Performance Benchmark Documentation

This documentation outlines the process for conducting performance benchmarks on Text Generation models within the platform. Performance benchmarks are crucial for evaluating the scalability and responsiveness of models under varying levels of user load.

Overview

Performance benchmarks are only applicable to Text Generation models that are deployed with VLLM, TGI, or OI_SERVE. These benchmarks help assess how the model performs under simulated real-world conditions.

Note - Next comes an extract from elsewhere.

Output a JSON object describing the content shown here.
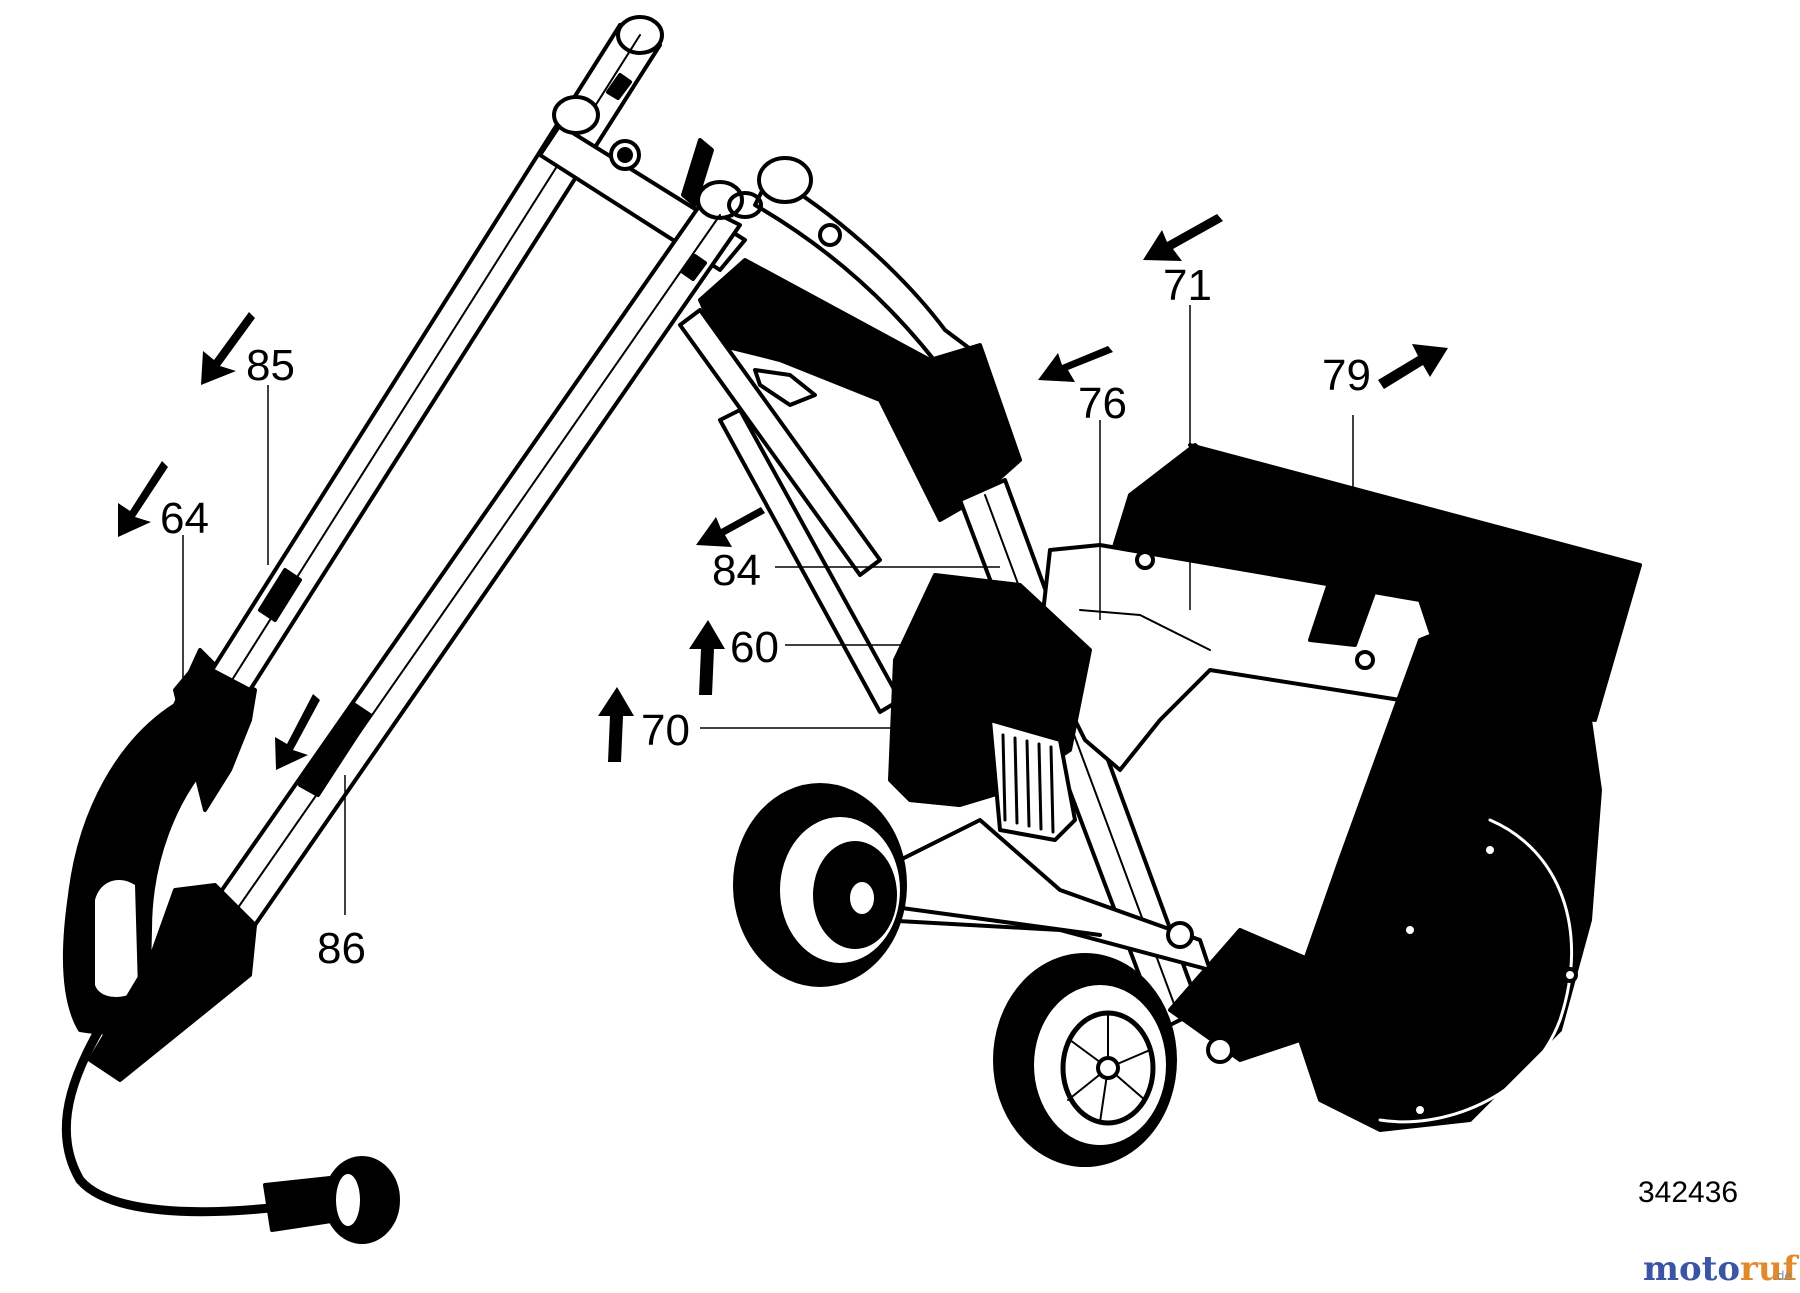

Accessing Performance Benchmarks

To access the performance benchmark functionality:

Navigate to the specific model version you want to evaluate.
Click on the Performance Benchmark tab. This tab displays a list of all previous benchmarks conducted on this model version.

Creating a New Benchmark

To create a new performance benchmark:

Click on the New Benchmark button.
You will be presented with a form to specify the benchmark parameters.
Fill out the form with the following details:
Title: Name of the benchmark for easy identification.
Number of Concurrent Users: Specify how many concurrent users you want the model to handle during the test (e.g., 50, 100, 200).
Prompt File: Upload the file containing prompts that will be used in the benchmark.
Serving Parameters: Set parameters like temperature and top-k if applicable.
Click Save and Run to initiate the benchmark.

Monitoring and Results

Once the benchmark is running:

You can monitor the progress in real-time from the Results Dashboard.
Upon completion, all results will be displayed on this dashboard, providing insights into the model's performance under test conditions.

Exporting Results

Results from the performance benchmarks can be exported for further analysis or reporting:

Export as PDF: For sharing and presentation purposes.
Export as Excel: For data analysis and deeper insights.

These tools ensure that you can effectively use the performance data to optimize model configurations and improve overall system performance.